Movie Name: Batla House
Cast: John Abraham, Mrunal Thakur
Director: Nikkhil Advani
Between 2005 and 2008, the ISI and its catspaw the Lakshkar-e-Taiba (LeT) set up a local ‘franchise’ to outsource terrorism. The franchise, the Indian Mujahideen (IM) and headed by the Bhatkal brothers, Riyaz and Yasin carried out a wave of bombings across India. The IM in turn, recruited disgruntled local youth to plant bombs in public spaces in Jaipur, Ahmedabad, Varanasi, Delhi and Hyderabad killing hundreds of civilians. The bombings halted when the IM terror cell was busted in Batla House after the deaths of two terror suspects and a police officer. This is the context for what is arguably the first mainstream film to look at this forgotten piece of recent history.
Bollywood’s quest for real life drama knocks at the door of Batla House. The film finds its protagonist in ACP Sanjeev Kumar Yadav (John Abraham) a real life key figure in the Delhi Police’s special cell.
The movie opens on September 19, 2008. The ACP’s marriage to TV anchor Nandita (Mrunal Thakur) is on the rocks. It is also the day when his sleuths, hot on the trail of the IM bombers, stumbles on a terror cell in the eponymous house in the national capital. Two IM terrorists are killed in the exchange of fire in which a key special cell officer KK (Ravi Kishan) is killed and ACP Kumar left to face the music.
As the probe into the encounter gets underway, political sharks smell blood and start circling the troubled waters. ACP Kumar is hobbled by ‘I see dead people’ post-traumatic stress disorder (PTSD). He has to save his marriage, solve the case, deliver a spiel against Islamist radicalisation and outwit wily defence attorney Rajesh Sharma (in a hideous barrister’s wig) in the courtroom showdown. This burden of mainstream commercial Bollywood expectations weighs down the narrative and sinks what could have been a tight police procedural. Batla House could have been a sniper rifle which instead ends up as a blunderbuss.
Director Nikkhil Advani’s return to the gangster-terrorist thriller genre after his 2013 D-Day, starts on a promising note, but then tires itself out by meandering across the countryside. Not in the least bit because it features an item number. Because there’s always room for an item song in a terrorist chase.
The movie ran into a spot of pre-release controversy because the Batla House case where a sessions court pronounced a verdict in 2013, is still under appeal.
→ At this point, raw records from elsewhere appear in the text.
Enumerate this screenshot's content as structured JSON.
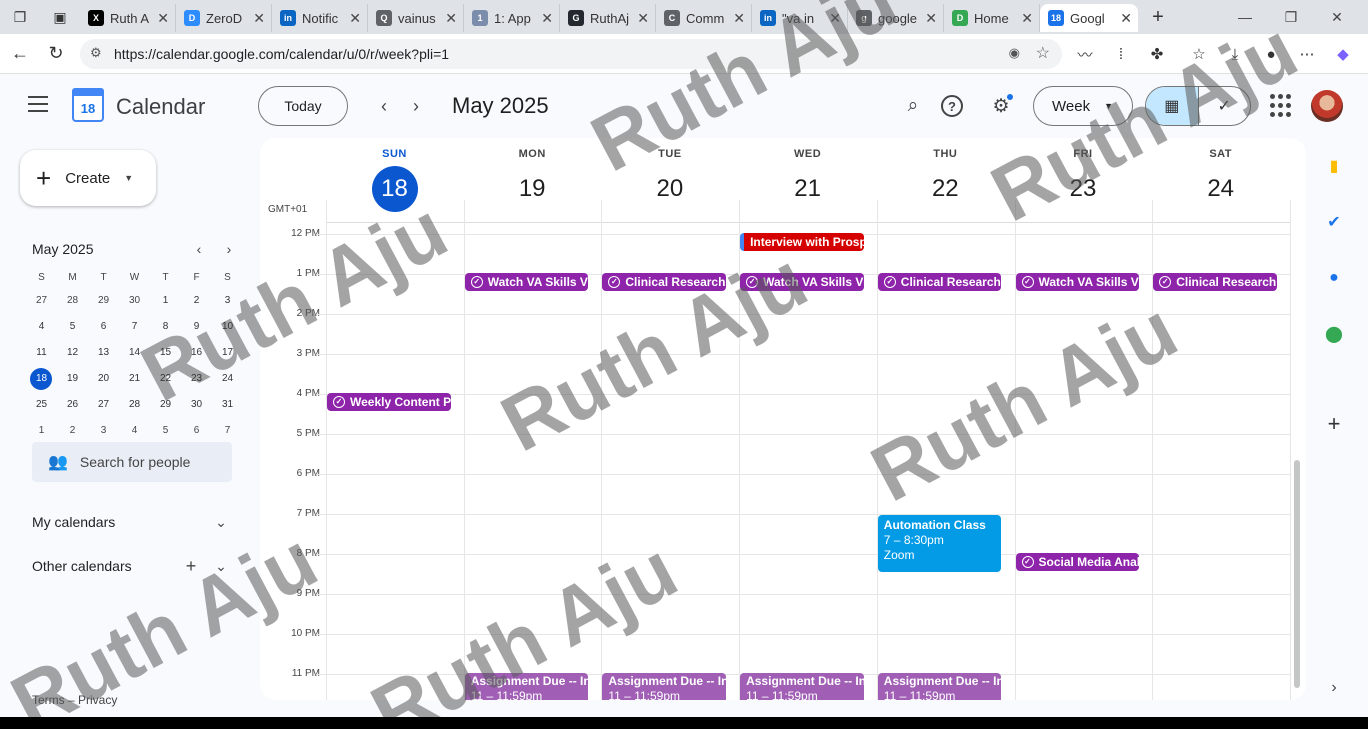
{
  "browser": {
    "tabs": [
      {
        "label": "Ruth A",
        "color": "#000000",
        "glyph": "X"
      },
      {
        "label": "ZeroD",
        "color": "#2d8cff",
        "glyph": "D"
      },
      {
        "label": "Notific",
        "color": "#0a66c2",
        "glyph": "in"
      },
      {
        "label": "vainus",
        "color": "#5f6368",
        "glyph": "Q"
      },
      {
        "label": "1: App",
        "color": "#7c8cab",
        "glyph": "1"
      },
      {
        "label": "RuthAj",
        "color": "#24292f",
        "glyph": "G"
      },
      {
        "label": "Comm",
        "color": "#5f6368",
        "glyph": "C"
      },
      {
        "label": "\"va in",
        "color": "#0a66c2",
        "glyph": "in"
      },
      {
        "label": "google",
        "color": "#5f6368",
        "glyph": "g"
      },
      {
        "label": "Home",
        "color": "#34a853",
        "glyph": "D"
      },
      {
        "label": "Googl",
        "color": "#1a73e8",
        "glyph": "18",
        "active": true
      }
    ],
    "url": "https://calendar.google.com/calendar/u/0/r/week?pli=1"
  },
  "header": {
    "app_name": "Calendar",
    "logo_day": "18",
    "today_label": "Today",
    "month_label": "May 2025",
    "view_label": "Week"
  },
  "sidebar": {
    "create_label": "Create",
    "mini_title": "May 2025",
    "dow": [
      "S",
      "M",
      "T",
      "W",
      "T",
      "F",
      "S"
    ],
    "weeks": [
      [
        "27",
        "28",
        "29",
        "30",
        "1",
        "2",
        "3"
      ],
      [
        "4",
        "5",
        "6",
        "7",
        "8",
        "9",
        "10"
      ],
      [
        "11",
        "12",
        "13",
        "14",
        "15",
        "16",
        "17"
      ],
      [
        "18",
        "19",
        "20",
        "21",
        "22",
        "23",
        "24"
      ],
      [
        "25",
        "26",
        "27",
        "28",
        "29",
        "30",
        "31"
      ],
      [
        "1",
        "2",
        "3",
        "4",
        "5",
        "6",
        "7"
      ]
    ],
    "selected_day": "18",
    "search_people": "Search for people",
    "my_calendars": "My calendars",
    "other_calendars": "Other calendars",
    "footer": "Terms – Privacy"
  },
  "week": {
    "timezone": "GMT+01",
    "days": [
      {
        "name": "SUN",
        "date": "18",
        "current": true
      },
      {
        "name": "MON",
        "date": "19"
      },
      {
        "name": "TUE",
        "date": "20"
      },
      {
        "name": "WED",
        "date": "21"
      },
      {
        "name": "THU",
        "date": "22"
      },
      {
        "name": "FRI",
        "date": "23"
      },
      {
        "name": "SAT",
        "date": "24"
      }
    ],
    "hours": [
      "12 PM",
      "1 PM",
      "2 PM",
      "3 PM",
      "4 PM",
      "5 PM",
      "6 PM",
      "7 PM",
      "8 PM",
      "9 PM",
      "10 PM",
      "11 PM"
    ],
    "events": [
      {
        "day": 3,
        "title": "Interview with Prosp",
        "style": "red",
        "start": 12.0,
        "task": false
      },
      {
        "day": 1,
        "title": "Watch VA Skills Vi",
        "style": "purple",
        "start": 13.0,
        "task": true
      },
      {
        "day": 2,
        "title": "Clinical Research",
        "style": "purple",
        "start": 13.0,
        "task": true
      },
      {
        "day": 3,
        "title": "Watch VA Skills Vi",
        "style": "purple",
        "start": 13.0,
        "task": true
      },
      {
        "day": 4,
        "title": "Clinical Research",
        "style": "purple",
        "start": 13.0,
        "task": true
      },
      {
        "day": 5,
        "title": "Watch VA Skills Vi",
        "style": "purple",
        "start": 13.0,
        "task": true
      },
      {
        "day": 6,
        "title": "Clinical Research",
        "style": "purple",
        "start": 13.0,
        "task": true
      },
      {
        "day": 0,
        "title": "Weekly Content P",
        "style": "purple",
        "start": 16.0,
        "task": true
      },
      {
        "day": 5,
        "title": "Social Media Anal",
        "style": "purple",
        "start": 20.0,
        "task": true
      },
      {
        "day": 4,
        "title": "Automation Class",
        "sub1": "7 – 8:30pm",
        "sub2": "Zoom",
        "style": "blue",
        "start": 19.0,
        "end": 20.5
      },
      {
        "day": 1,
        "title": "Assignment Due -- In",
        "sub1": "11 – 11:59pm",
        "style": "lpurple",
        "start": 23.0
      },
      {
        "day": 2,
        "title": "Assignment Due -- In",
        "sub1": "11 – 11:59pm",
        "style": "lpurple",
        "start": 23.0
      },
      {
        "day": 3,
        "title": "Assignment Due -- In",
        "sub1": "11 – 11:59pm",
        "style": "lpurple",
        "start": 23.0
      },
      {
        "day": 4,
        "title": "Assignment Due -- In",
        "sub1": "11 – 11:59pm",
        "style": "lpurple",
        "start": 23.0
      }
    ]
  },
  "watermark": "Ruth Aju",
  "colors": {
    "accent": "#0b57d0",
    "task_purple": "#8e24aa",
    "event_red": "#d50000",
    "event_blue": "#039be5"
  }
}
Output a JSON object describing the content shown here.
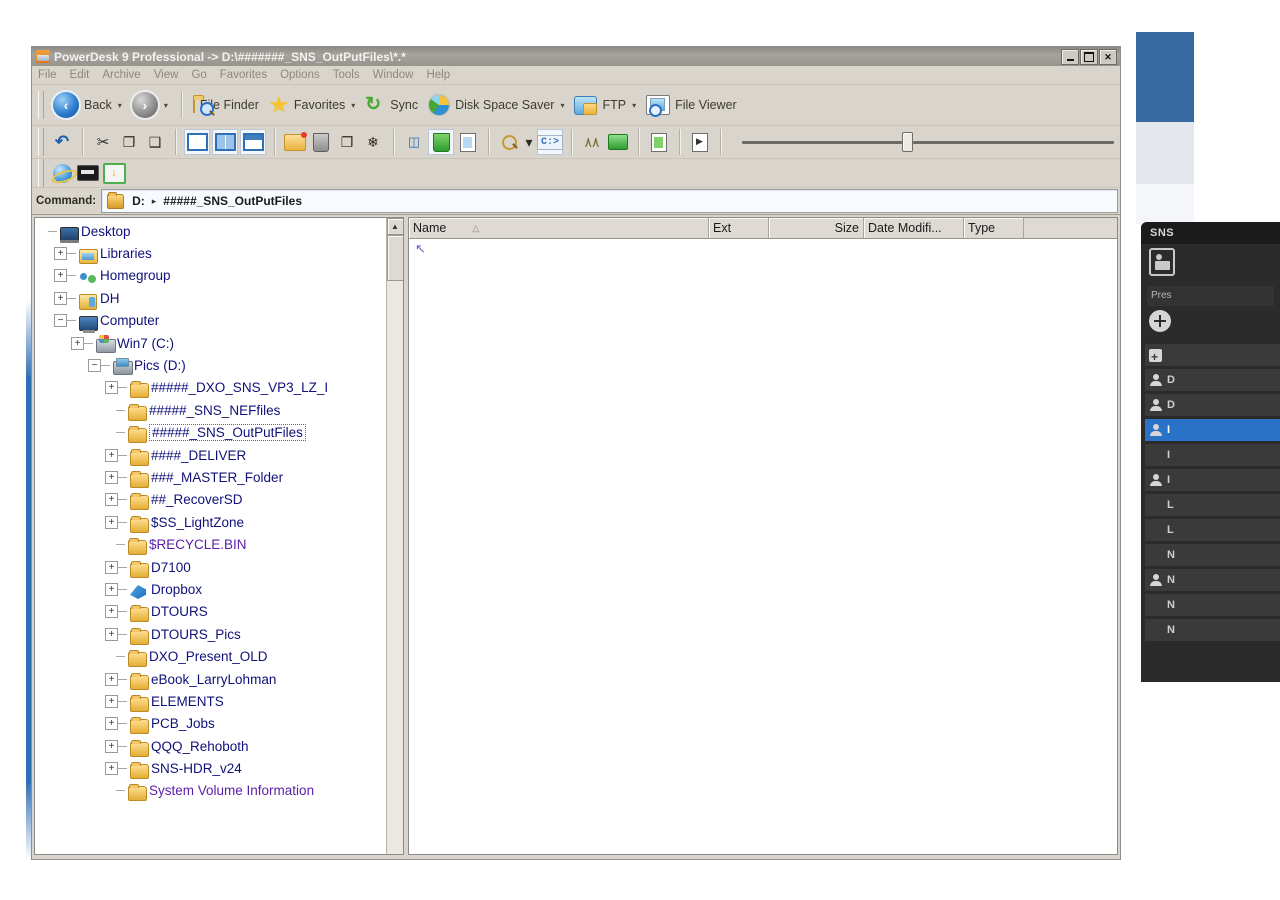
{
  "window": {
    "title": "PowerDesk 9 Professional -> D:\\#######_SNS_OutPutFiles\\*.*",
    "minimize_label": "_",
    "maximize_label": "□",
    "close_label": "✕"
  },
  "menu": {
    "items": [
      "File",
      "Edit",
      "Archive",
      "View",
      "Go",
      "Favorites",
      "Options",
      "Tools",
      "Window",
      "Help"
    ]
  },
  "toolbar": {
    "back_label": "Back",
    "back_caret": "▾",
    "forward_caret": "▾",
    "back_glyph": "‹",
    "forward_glyph": "›",
    "file_finder_label": "File Finder",
    "favorites_label": "Favorites",
    "favorites_caret": "▾",
    "sync_label": "Sync",
    "sync_glyph": "↻",
    "disk_space_saver_label": "Disk Space Saver",
    "disk_caret": "▾",
    "ftp_label": "FTP",
    "ftp_caret": "▾",
    "file_viewer_label": "File Viewer"
  },
  "toolbar2": {
    "undo_glyph": "↶",
    "cut_glyph": "✂",
    "copy_glyph": "❐",
    "paste_glyph": "❑",
    "compress_glyph": "❄",
    "cmd_prompt_label": "C:>",
    "binoculars_glyph": "٨٨",
    "magnify_caret": "▾"
  },
  "toolbar3": {
    "browser_name": "internet-explorer",
    "card_name": "card",
    "download_glyph": "↓"
  },
  "command_bar": {
    "label": "Command:",
    "drive": "D:",
    "separator": "▸",
    "folder": "#####_SNS_OutPutFiles"
  },
  "tree": {
    "items": [
      {
        "label": "Desktop",
        "depth": 0,
        "expander": "none",
        "icon": "desktop-icon",
        "color": "blue",
        "selected": false
      },
      {
        "label": "Libraries",
        "depth": 1,
        "expander": "plus",
        "icon": "libraries-icon",
        "color": "blue",
        "selected": false
      },
      {
        "label": "Homegroup",
        "depth": 1,
        "expander": "plus",
        "icon": "homegroup-icon",
        "color": "blue",
        "selected": false
      },
      {
        "label": "DH",
        "depth": 1,
        "expander": "plus",
        "icon": "user-folder-icon",
        "color": "blue",
        "selected": false
      },
      {
        "label": "Computer",
        "depth": 1,
        "expander": "minus",
        "icon": "computer-icon",
        "color": "blue",
        "selected": false
      },
      {
        "label": "Win7 (C:)",
        "depth": 2,
        "expander": "plus",
        "icon": "drive-c-icon",
        "color": "blue",
        "selected": false
      },
      {
        "label": "Pics (D:)",
        "depth": 3,
        "expander": "minus",
        "icon": "drive-d-icon",
        "color": "blue",
        "selected": false
      },
      {
        "label": "#####_DXO_SNS_VP3_LZ_I",
        "depth": 4,
        "expander": "plus",
        "icon": "folder-icon",
        "color": "blue",
        "selected": false
      },
      {
        "label": "#####_SNS_NEFfiles",
        "depth": 4,
        "expander": "none",
        "icon": "folder-icon",
        "color": "blue",
        "selected": false
      },
      {
        "label": "#####_SNS_OutPutFiles",
        "depth": 4,
        "expander": "none",
        "icon": "folder-icon",
        "color": "blue",
        "selected": true
      },
      {
        "label": "####_DELIVER",
        "depth": 4,
        "expander": "plus",
        "icon": "folder-icon",
        "color": "blue",
        "selected": false
      },
      {
        "label": "###_MASTER_Folder",
        "depth": 4,
        "expander": "plus",
        "icon": "folder-icon",
        "color": "blue",
        "selected": false
      },
      {
        "label": "##_RecoverSD",
        "depth": 4,
        "expander": "plus",
        "icon": "folder-icon",
        "color": "blue",
        "selected": false
      },
      {
        "label": "$SS_LightZone",
        "depth": 4,
        "expander": "plus",
        "icon": "folder-icon",
        "color": "blue",
        "selected": false
      },
      {
        "label": "$RECYCLE.BIN",
        "depth": 4,
        "expander": "none",
        "icon": "folder-icon",
        "color": "purple",
        "selected": false
      },
      {
        "label": "D7100",
        "depth": 4,
        "expander": "plus",
        "icon": "folder-icon",
        "color": "blue",
        "selected": false
      },
      {
        "label": "Dropbox",
        "depth": 4,
        "expander": "plus",
        "icon": "dropbox-icon",
        "color": "blue",
        "selected": false
      },
      {
        "label": "DTOURS",
        "depth": 4,
        "expander": "plus",
        "icon": "folder-icon",
        "color": "blue",
        "selected": false
      },
      {
        "label": "DTOURS_Pics",
        "depth": 4,
        "expander": "plus",
        "icon": "folder-icon",
        "color": "blue",
        "selected": false
      },
      {
        "label": "DXO_Present_OLD",
        "depth": 4,
        "expander": "none",
        "icon": "folder-icon",
        "color": "blue",
        "selected": false
      },
      {
        "label": "eBook_LarryLohman",
        "depth": 4,
        "expander": "plus",
        "icon": "folder-icon",
        "color": "blue",
        "selected": false
      },
      {
        "label": "ELEMENTS",
        "depth": 4,
        "expander": "plus",
        "icon": "folder-icon",
        "color": "blue",
        "selected": false
      },
      {
        "label": "PCB_Jobs",
        "depth": 4,
        "expander": "plus",
        "icon": "folder-icon",
        "color": "blue",
        "selected": false
      },
      {
        "label": "QQQ_Rehoboth",
        "depth": 4,
        "expander": "plus",
        "icon": "folder-icon",
        "color": "blue",
        "selected": false
      },
      {
        "label": "SNS-HDR_v24",
        "depth": 4,
        "expander": "plus",
        "icon": "folder-icon",
        "color": "blue",
        "selected": false
      },
      {
        "label": "System Volume Information",
        "depth": 4,
        "expander": "none",
        "icon": "folder-icon",
        "color": "purple",
        "selected": false
      }
    ],
    "scroll_up_glyph": "▲",
    "scroll_down_glyph": "▼",
    "expander_plus": "+",
    "expander_minus": "−"
  },
  "file_list": {
    "columns": [
      {
        "label": "Name",
        "sort": "△"
      },
      {
        "label": "Ext",
        "sort": ""
      },
      {
        "label": "Size",
        "sort": ""
      },
      {
        "label": "Date Modifi...",
        "sort": ""
      },
      {
        "label": "Type",
        "sort": ""
      }
    ],
    "rows": [
      {
        "name": "↖",
        "ext": "",
        "size": "",
        "date": "",
        "type": ""
      }
    ]
  },
  "sns_panel": {
    "title": "SNS",
    "press_label": "Pres",
    "items": [
      {
        "label": "",
        "icon": "plus-square-icon",
        "selected": false,
        "lead": "square"
      },
      {
        "label": "D",
        "icon": "person-icon",
        "selected": false,
        "lead": "person"
      },
      {
        "label": "D",
        "icon": "person-icon",
        "selected": false,
        "lead": "person"
      },
      {
        "label": "I",
        "icon": "person-icon",
        "selected": true,
        "lead": "person"
      },
      {
        "label": "I",
        "icon": "",
        "selected": false,
        "lead": "none"
      },
      {
        "label": "I",
        "icon": "person-icon",
        "selected": false,
        "lead": "person"
      },
      {
        "label": "L",
        "icon": "",
        "selected": false,
        "lead": "none"
      },
      {
        "label": "L",
        "icon": "",
        "selected": false,
        "lead": "none"
      },
      {
        "label": "N",
        "icon": "",
        "selected": false,
        "lead": "none"
      },
      {
        "label": "N",
        "icon": "person-icon",
        "selected": false,
        "lead": "person"
      },
      {
        "label": "N",
        "icon": "",
        "selected": false,
        "lead": "none"
      },
      {
        "label": "N",
        "icon": "",
        "selected": false,
        "lead": "none"
      }
    ]
  },
  "colors": {
    "title_bar": "#97948e",
    "chrome": "#d9d5cc",
    "tree_text": "#10107a",
    "tree_text_alt": "#5b1ea8",
    "selection_blue": "#2a72c8",
    "background_blue": "#36699f",
    "dark_panel": "#2b2b2b"
  }
}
The film begins with a lengthy disclaimer and incorporates some court-directed modifications. It is unclear how they altered the narrative, but they couldn’t have been substantial.
Very clearly, the film is a John Abraham star vehicle. Yet, the only reason the actor towers over the movie, Thanos-like, is because the film lacks a memorable supporting cast. Neither the policemen, nor the brainwashed terrorists nor the lawyers. Not one of these characters develop over the film’s five-year timespan. The camaraderie among the policemen is absent. The marital tension is unconvincing. The premise for the ACP’s post traumatic stress disorder is implausible. His mental health issues are hurriedly resolved in a single session with a psychiatrist.
The protagonist, as we always know, is never in any real danger of losing either his job or credibility because the film clearly establishes the sequence of events early on. The Rashomon Effect, contradictory interpretations of a single event, is only introduced towards the end. By then, the film’s conclusion is like most other police encounters. Fairly predictable.